What a man is conscious of, is not himself, but that which is not himself. Without a belief in the existence of an external world, I could not believe in my own existence.

The dialectic of Socrates is positive in so far as it shows the futility of reasoning as a means of reaching the truth. If we wish to know whether courage is knowledge, we must face imminent danger.

The omnipotence of God—that is to say, absolute omnipotence, a power which knows no resistance—is an utterly inconceivable abstraction. Yet much speculation is based on it.

There is a great reserve of incomprehensibility in all the few friends for whom I really care. It is better that it should be so. What would a comprehensible friend be worth? The impenetrable background gives the beauty to that which is in front of it. The most unfathomable also of my friends are those who are most sincere and luminous.

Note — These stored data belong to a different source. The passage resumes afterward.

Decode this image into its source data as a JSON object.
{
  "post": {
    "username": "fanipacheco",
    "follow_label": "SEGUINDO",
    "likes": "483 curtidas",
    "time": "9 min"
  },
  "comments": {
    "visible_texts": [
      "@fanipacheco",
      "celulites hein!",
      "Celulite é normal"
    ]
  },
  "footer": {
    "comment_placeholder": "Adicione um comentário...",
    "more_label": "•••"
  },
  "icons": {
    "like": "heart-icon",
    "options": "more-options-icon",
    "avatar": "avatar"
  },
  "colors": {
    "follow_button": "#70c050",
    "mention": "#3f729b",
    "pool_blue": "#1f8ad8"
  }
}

Note on a picture.—The sea-shore; low cliffs topped with grass; a small cove; the open sea, calm, intensely blue; sky also deep blue, but towards the horizon there are soft, white clouds. On a little sandy ridge sit a brown fisher-boy and fisher-girl, immortal as the sea, cliffs, and clouds which are a setting or frame for them.

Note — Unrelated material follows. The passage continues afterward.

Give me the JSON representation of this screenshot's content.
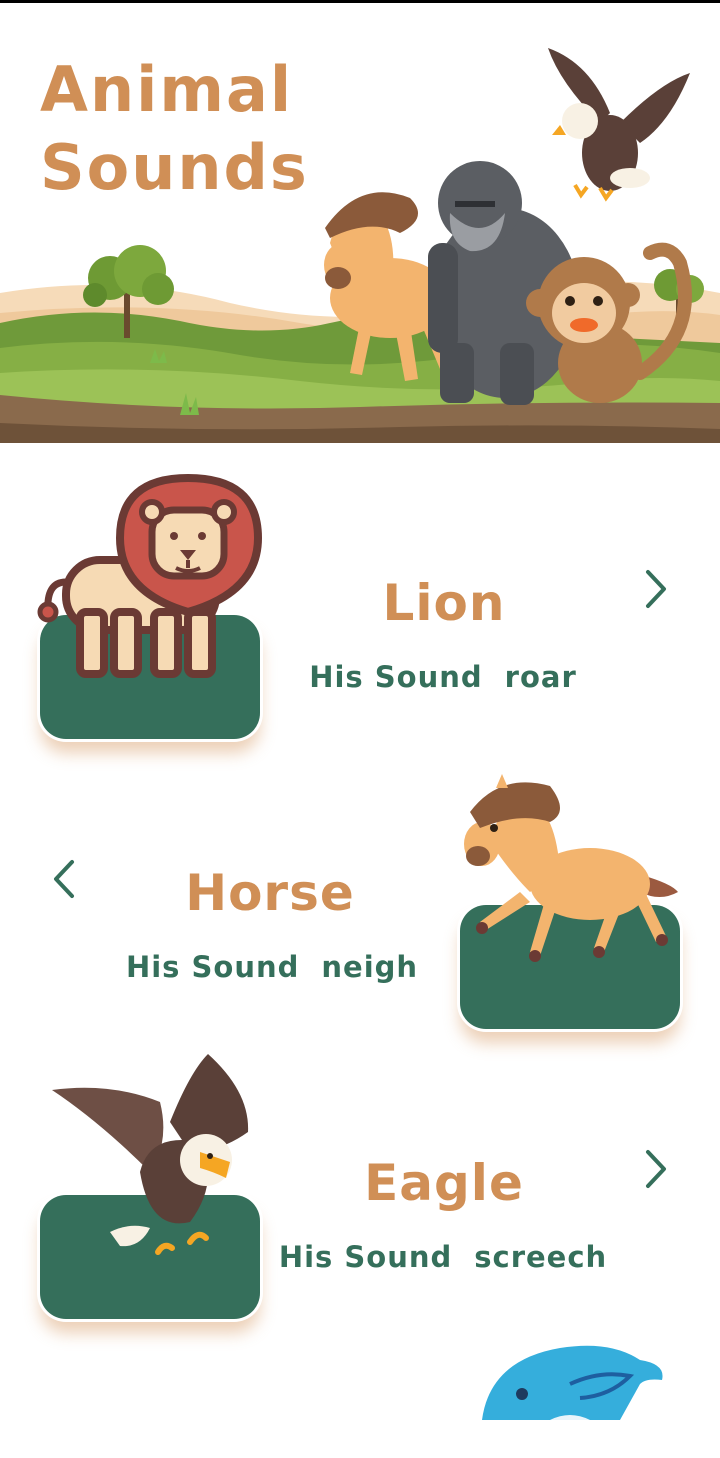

The strength of the argument in favour of a philosophy or religion is proportionate to the applicability of the philosophy or religion to life. If in all situations we find it ready, it is true.

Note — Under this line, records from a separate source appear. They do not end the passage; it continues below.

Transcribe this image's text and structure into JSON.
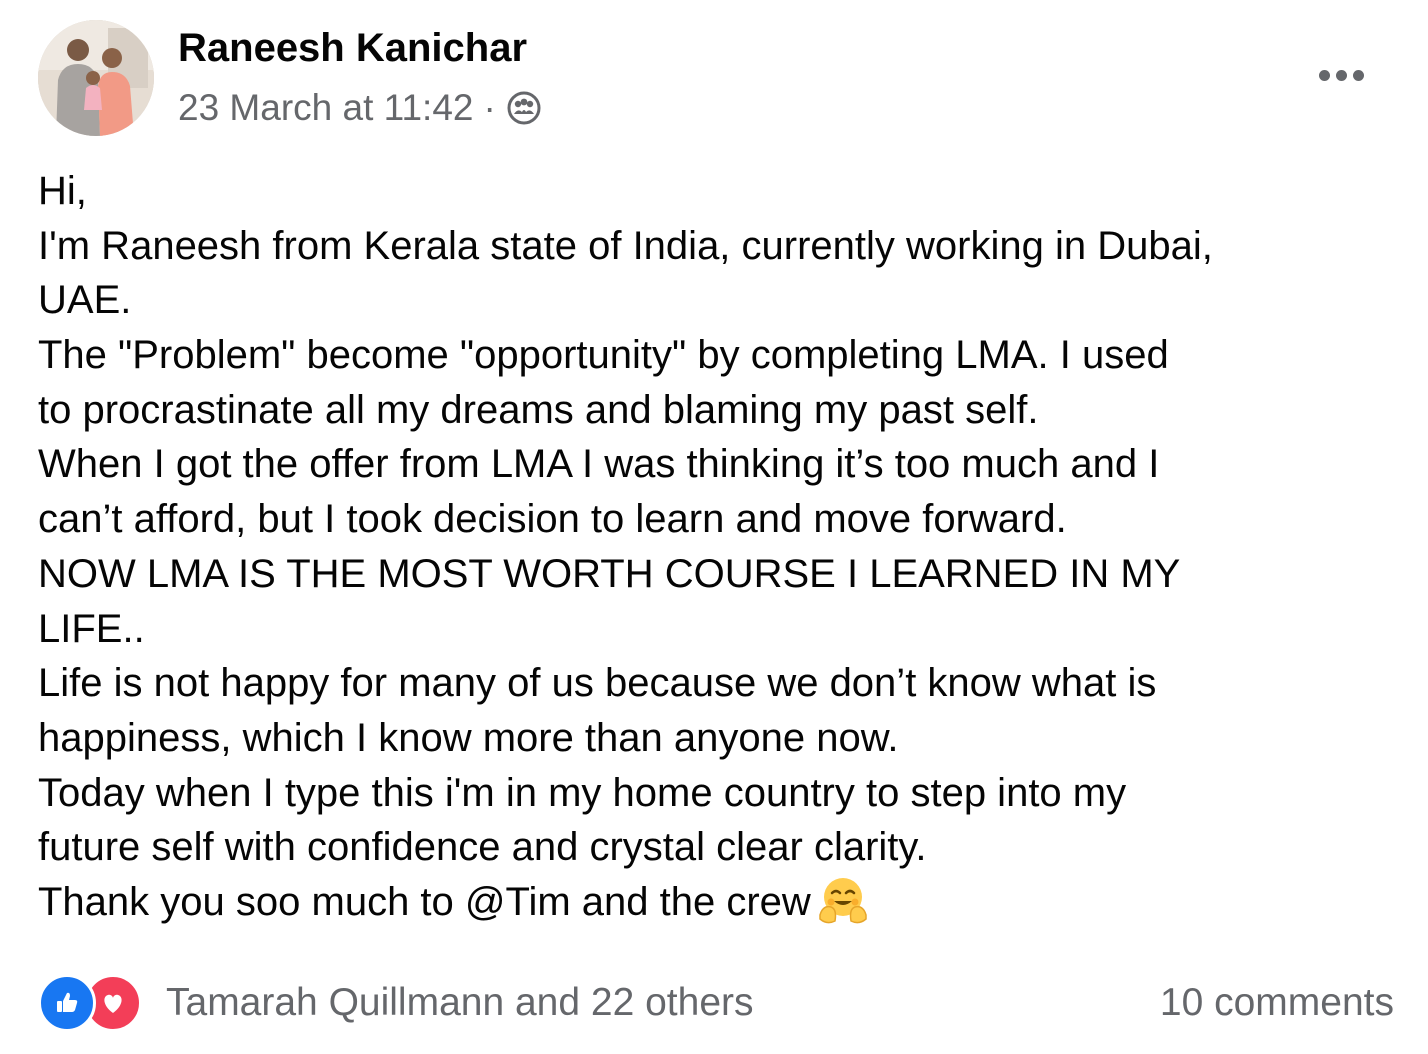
{
  "post": {
    "author": "Raneesh Kanichar",
    "timestamp": "23 March at 11:42",
    "separator": "·",
    "audience_icon": "group-audience-icon",
    "more_icon": "more-options-icon",
    "body_lines": [
      "Hi,",
      "I'm Raneesh from Kerala state of India, currently working in Dubai,",
      "UAE.",
      "The \"Problem\" become \"opportunity\" by completing LMA. I used",
      "to procrastinate all my dreams and blaming my past self.",
      "When I got the offer from LMA I was thinking it’s too much and I",
      "can’t afford, but I took decision to learn and move forward.",
      "NOW LMA IS THE MOST WORTH COURSE I LEARNED IN MY",
      "LIFE..",
      "Life is not happy for many of us because we don’t know what is",
      "happiness, which I know more than anyone now.",
      "Today when I type this i'm in my home country to step into my",
      "future self with confidence and crystal clear clarity.",
      "Thank you soo much to @Tim and the crew"
    ],
    "trailing_emoji": "smiling-face-with-open-hands-emoji"
  },
  "footer": {
    "reactions": [
      "like-reaction-icon",
      "love-reaction-icon"
    ],
    "reactors_text": "Tamarah Quillmann and 22 others",
    "comments_text": "10 comments"
  },
  "colors": {
    "text_primary": "#050505",
    "text_secondary": "#65676b",
    "like_blue": "#1877f2",
    "love_red": "#f33e58"
  }
}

Bacon observes that ‘interpretations’ of Nature, that is to say real generalisations elicited from facts by a just and methodical process, ‘cannot suddenly strike the understanding’ like ‘anticipations’ collected from a few instances. I have often noticed that ‘striking’ is seldom a sign of truth, and that those things which are most true, the Sermon on the Mount and the Parables for example, do not ‘strike.’

We foolishly exaggerate ingratitude to us. Ought we to require of those whom we have served, that they should be always confessing their obligations to us? Why should we care about neglect? ‘Seek Him that maketh the Pleiades and Orion, and turneth the shadow of death into morning, and maketh the day dark with night; that calleth for the waters of the sea, and poureth them out upon the face of the earth: The Lord is His name.’

The worship of the idol is often more passionate than that of God. People prostrate themselves in ecstasy before the idol, and remain unmoved in the presence of a starry night. A starry night does not provoke hysterics. The adoration of the veritably divine is calm.

‘It is a sad thing,’ said she, ‘that so kind and good a man should be an infidel.’ ‘It is a sad thing to me,’ said her terrible sister, ‘that an infidel should be what you call kind and good.’